3. **Function transformation depth**: The transform pipeline processes per-node bottom-up. Some transformations require multi-pass processing (handled by `preprocess()`), but edge cases may require manual intervention.
4. **AST is not a stable serialization format**: The `Expression` enum and its inner structs may change between versions. If you serialize ASTs to JSON, expect breaking changes across minor versions.
5. **Feature flags are cumulative**: `transpile` implies `generate`, `openlineage` implies `semantic`, etc. For minimal builds, use `default-features = false` and select only what you need.
6. **Global custom dialect registry**: Custom dialects registered via `CustomDialectBuilder::register()` are stored in a global `RwLock<HashMap>`. This means they persist for the lifetime of the process and are visible across threads. Call `unregister_custom_dialect()` to remove them.
7. **Parser is permissive**: The parser accepts many SQL constructs that some databases reject.
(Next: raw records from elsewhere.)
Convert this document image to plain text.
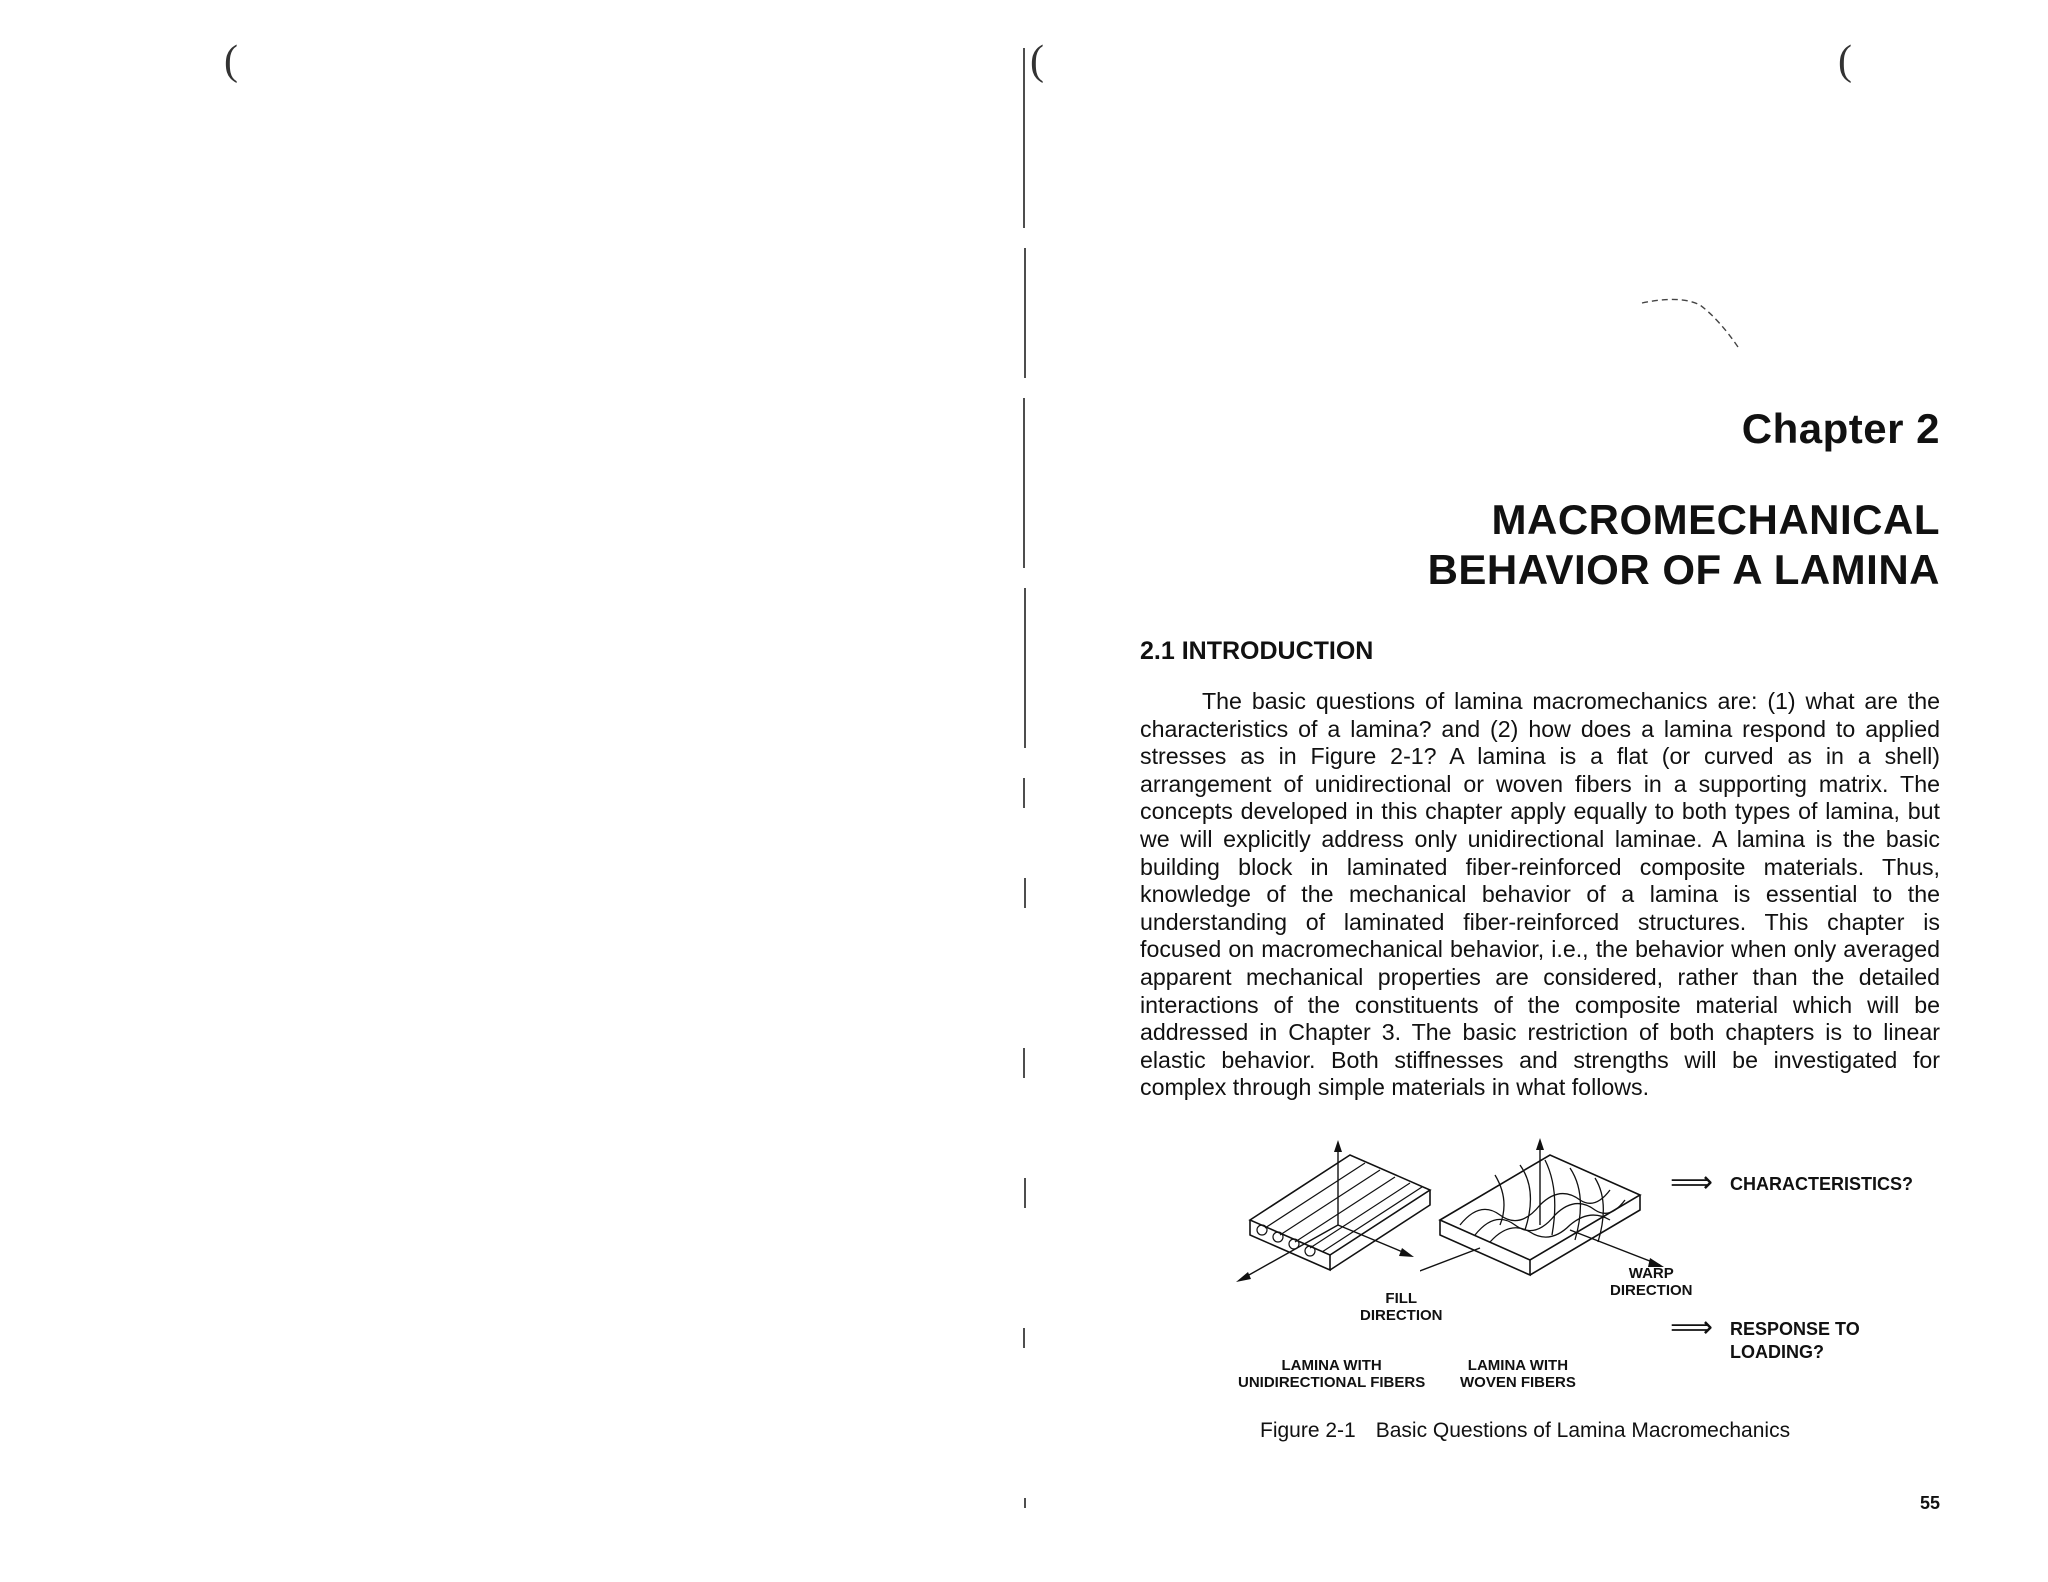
(	(	(
Chapter 2
MACROMECHANICAL
BEHAVIOR OF A LAMINA
2.1 INTRODUCTION

The basic questions of lamina macromechanics are: (1) what are the characteristics of a lamina? and (2) how does a lamina respond to applied stresses as in Figure 2-1? A lamina is a flat (or curved as in a shell) arrangement of unidirectional or woven fibers in a supporting matrix. The concepts developed in this chapter apply equally to both types of lamina, but we will explicitly address only unidirectional laminae. A lamina is the basic building block in laminated fiber-reinforced composite materials. Thus, knowledge of the mechanical behavior of a lamina is essential to the understanding of laminated fiber-reinforced structures. This chapter is focused on macromechanical behavior, i.e., the behavior when only averaged apparent mechanical properties are considered, rather than the detailed interactions of the constituents of the composite material which will be addressed in Chapter 3. The basic restriction of both chapters is to linear elastic behavior. Both stiffnesses and strengths will be investigated for complex through simple materials in what follows.

FILL
DIRECTION
WARP
DIRECTION
LAMINA WITH
UNIDIRECTIONAL FIBERS
LAMINA WITH
WOVEN FIBERS
⟹ CHARACTERISTICS?
⟹ RESPONSE TO
LOADING?
Figure 2-1 Basic Questions of Lamina Macromechanics
55
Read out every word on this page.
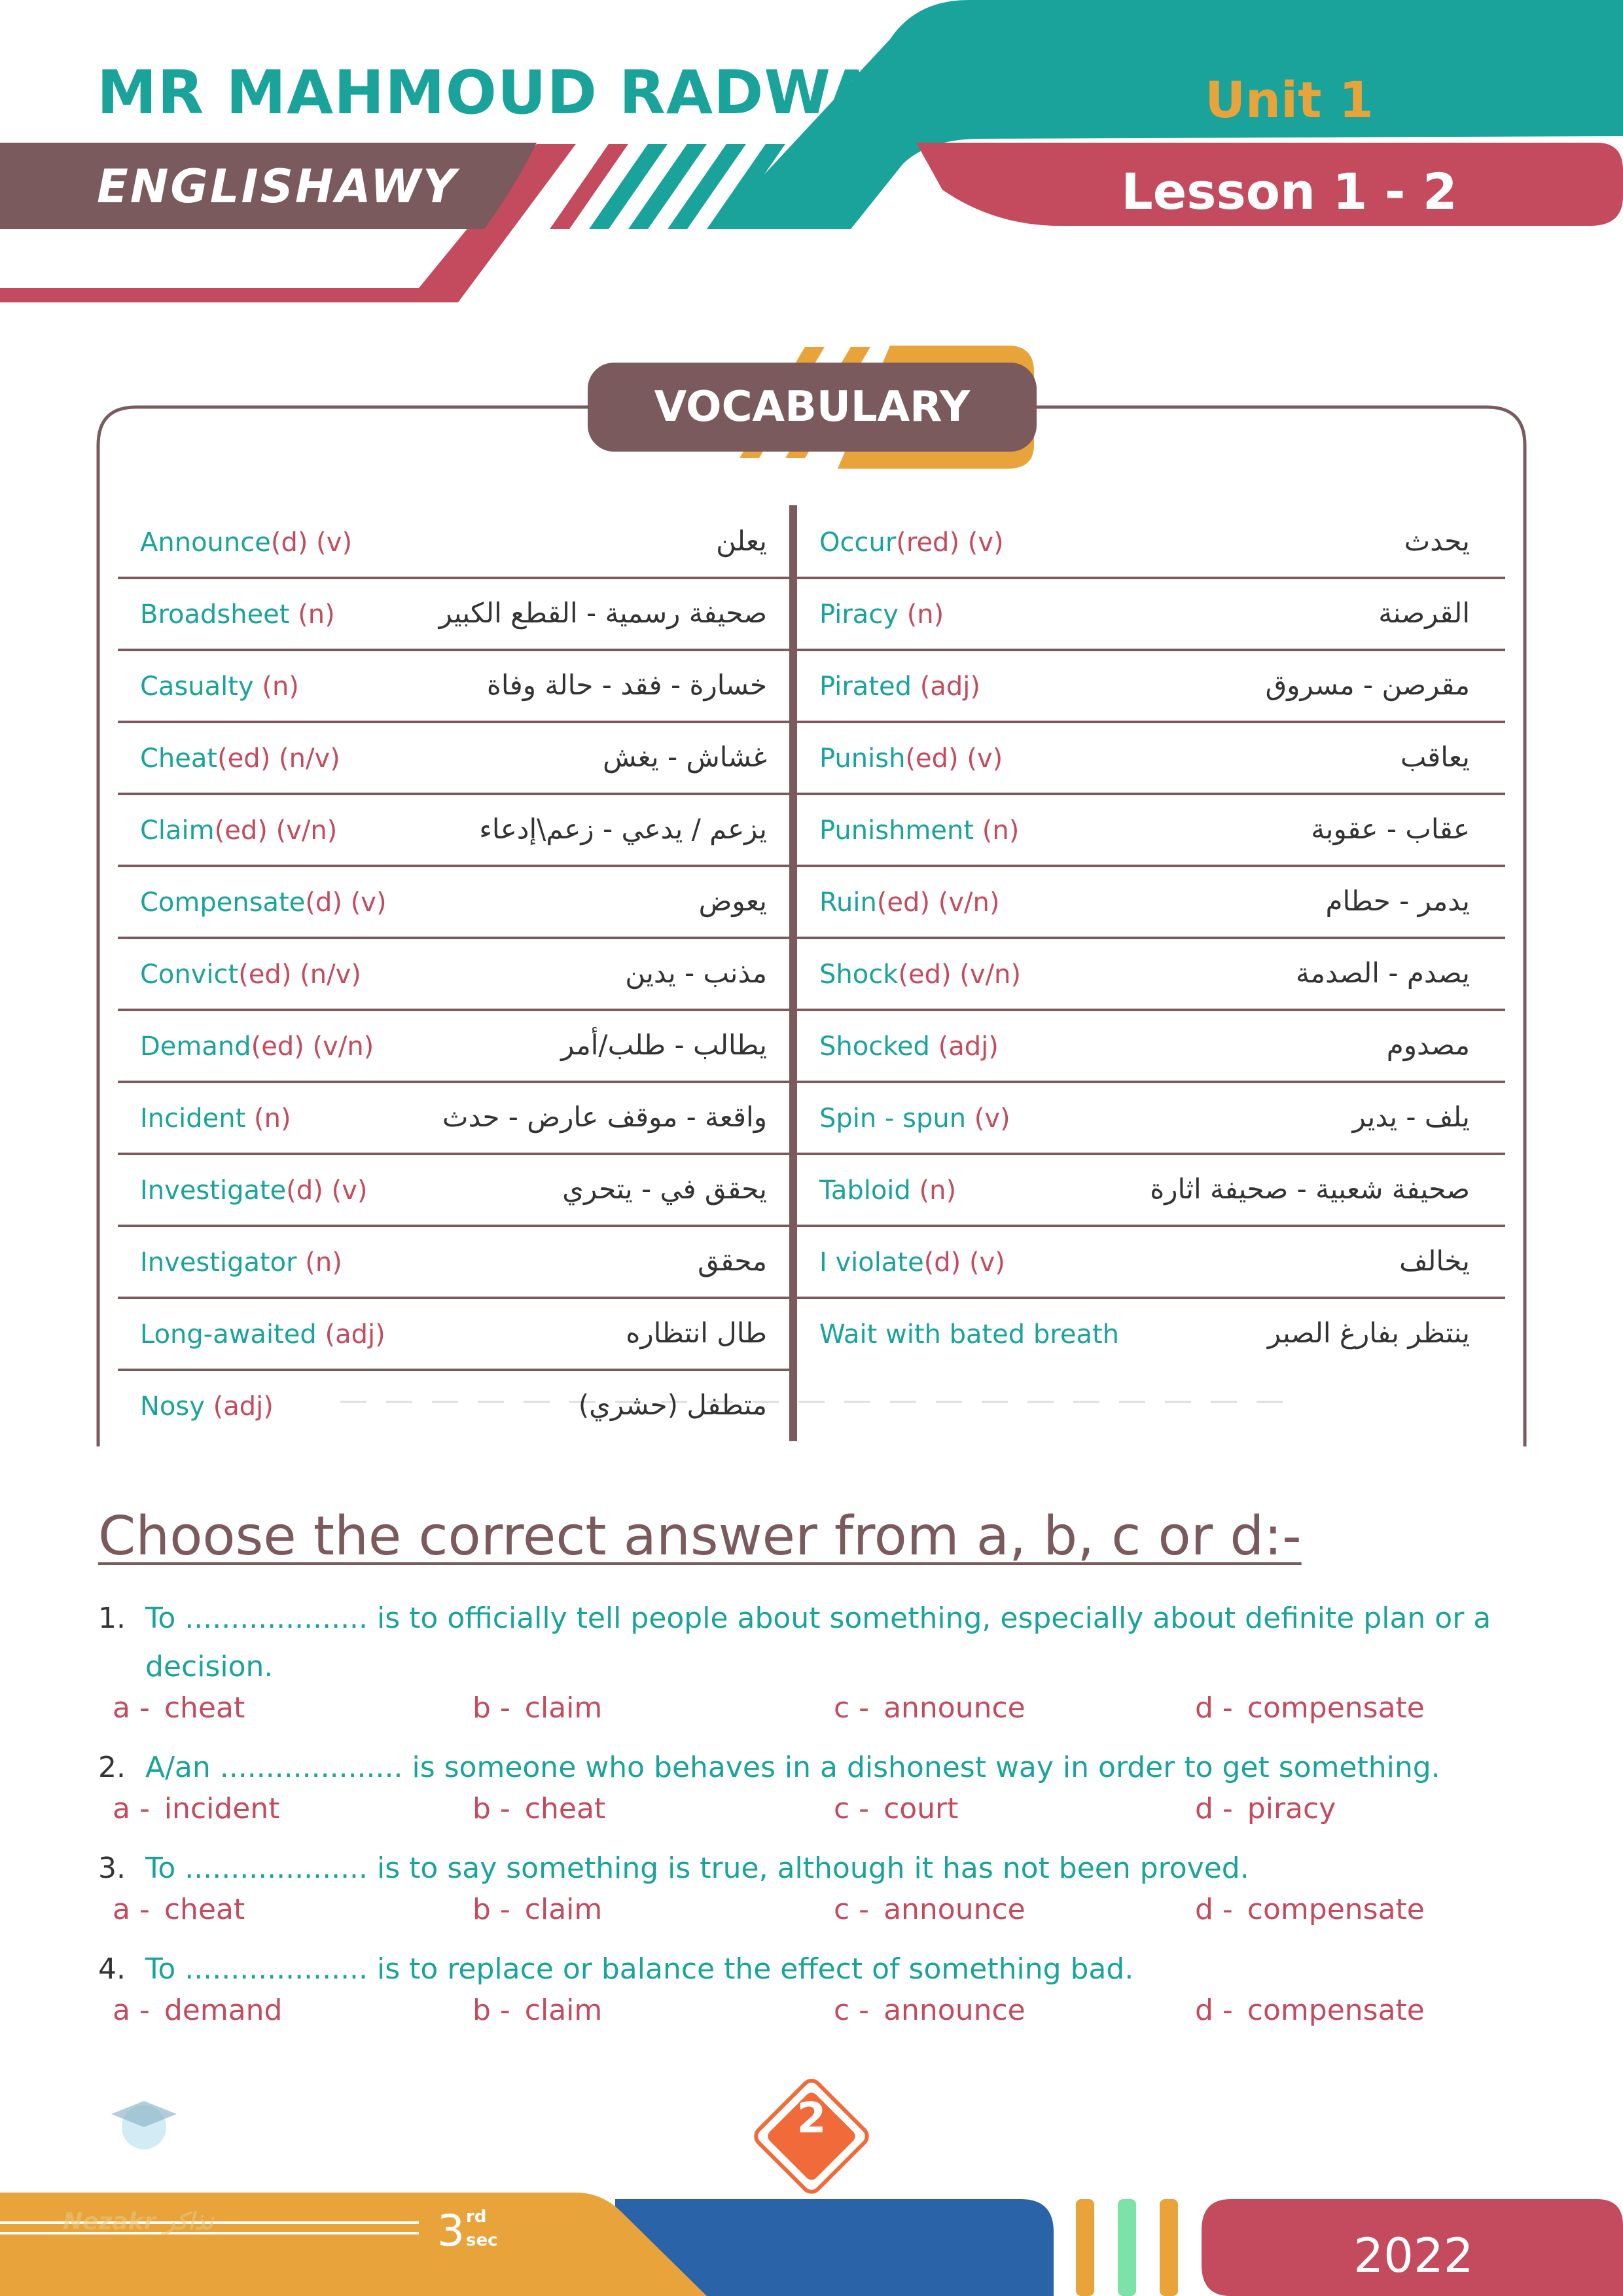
MR MAHMOUD RADWAN
ENGLISHAWY
Unit 1
Lesson 1 - 2
VOCABULARY
Announce(d) (v)	يعلن
Broadsheet (n)	صحيفة رسمية - القطع الكبير
Casualty (n)	خسارة - فقد - حالة وفاة
Cheat(ed) (n/v)	غشاش - يغش
Claim(ed) (v/n)	يزعم / يدعي - زعم\إدعاء
Compensate(d) (v)	يعوض
Convict(ed) (n/v)	مذنب - يدين
Demand(ed) (v/n)	يطالب - طلب/أمر
Incident (n)	واقعة - موقف عارض - حدث
Investigate(d) (v)	يحقق في - يتحري
Investigator (n)	محقق
Long-awaited (adj)	طال انتظاره
Nosy (adj)	متطفل (حشري)
Occur(red) (v)	يحدث
Piracy (n)	القرصنة
Pirated (adj)	مقرصن - مسروق
Punish(ed) (v)	يعاقب
Punishment (n)	عقاب - عقوبة
Ruin(ed) (v/n)	يدمر - حطام
Shock(ed) (v/n)	يصدم - الصدمة
Shocked (adj)	مصدوم
Spin - spun (v)	يلف - يدير
Tabloid (n)	صحيفة شعبية - صحيفة اثارة
I violate(d) (v)	يخالف
Wait with bated breath	ينتظر بفارغ الصبر
Choose the correct answer from a, b, c or d:-
1. To .................... is to officially tell people about something, especially about definite plan or a decision.
a - cheat	b - claim	c - announce	d - compensate
2. A/an .................... is someone who behaves in a dishonest way in order to get something.
a - incident	b - cheat	c - court	d - piracy
3. To .................... is to say something is true, although it has not been proved.
a - cheat	b - claim	c - announce	d - compensate
4. To .................... is to replace or balance the effect of something bad.
a - demand	b - claim	c - announce	d - compensate
2
Nezakr نذاكر	3 rd
sec	2022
Validation (via `validate()` or `validate_with_schema()`) can catch some issues, but it's not a substitute for database-level error checking.
8. **No `?` placeholder generation**: Polyglot doesn't generate parameterized query placeholders. For prepared statements, you'll need to handle parameter binding yourself with your database driver.
9. **Schema validation requires manual schema definition**: The `ValidationSchema` struct must be populated manually — there's no automatic schema introspection from a live database.
---
## 5. Production-Readiness Assessment
### 5.1 Strengths
| Area | Rating | Notes |
|---|---|---|
| **Transpilation accuracy** | ⭐⭐⭐⭐⭐ | 10,220+ fixture cases at 100% pass rate |
| **Performance** | ⭐⭐⭐⭐⭐ | 819× faster than Python sqlglot |
| **Dialect coverage** | ⭐⭐⭐⭐⭐ | 32 dialects covering all major databases |
| **API ergonomics** | ⭐⭐⭐⭐ | Clean public API; builder is pleasant |
| **Error reporting** | ⭐⭐⭐⭐ | Line/column/byte-offset positions |
| **WASM support** | ⭐⭐⭐⭐ | Full feature set in browser |
| **Multi-language bindings** | ⭐⭐⭐⭐⭐ | Rust, TypeScript, Python, Go, C FFI |
| **Documentation** | ⭐⭐⭐ | Rust API docs exist; could use more guides |
| **Test coverage** | ⭐⭐⭐⭐⭐ | 18,745 test cases |
| **Fuzzing** | ⭐⭐⭐⭐ | Supported via `cargo fuzz` |
### 5.2 Risks
| Risk | Severity | Mitigation |
|---|---|---|
| **Pre-1.0 breaking changes** | Medium | Pin version; monitor CHANGELOG |
| **Single maintainer** | Medium | Code is well-structured; community could fork |
| **Limited optimizer** | Low | Core passes exist; Python sqlglot is reference |
| **No query execution** | Low (by design) | Combine with sqlx/diesel |
| **WASM stack limits** | Low | Set guard rails; use web workers |
### 5.3 Overall Assessment
**Polyglot is production-viable for SQL transpilation and analysis tasks**, with caveats:
-**Use for**: SQL dialect translation, SQL linting/validation, column lineage, pretty-printing, AST analysis, cross-database query migration
- ⚠️ **Use with caution for**: Query building (no type safety), optimization (partial coverage)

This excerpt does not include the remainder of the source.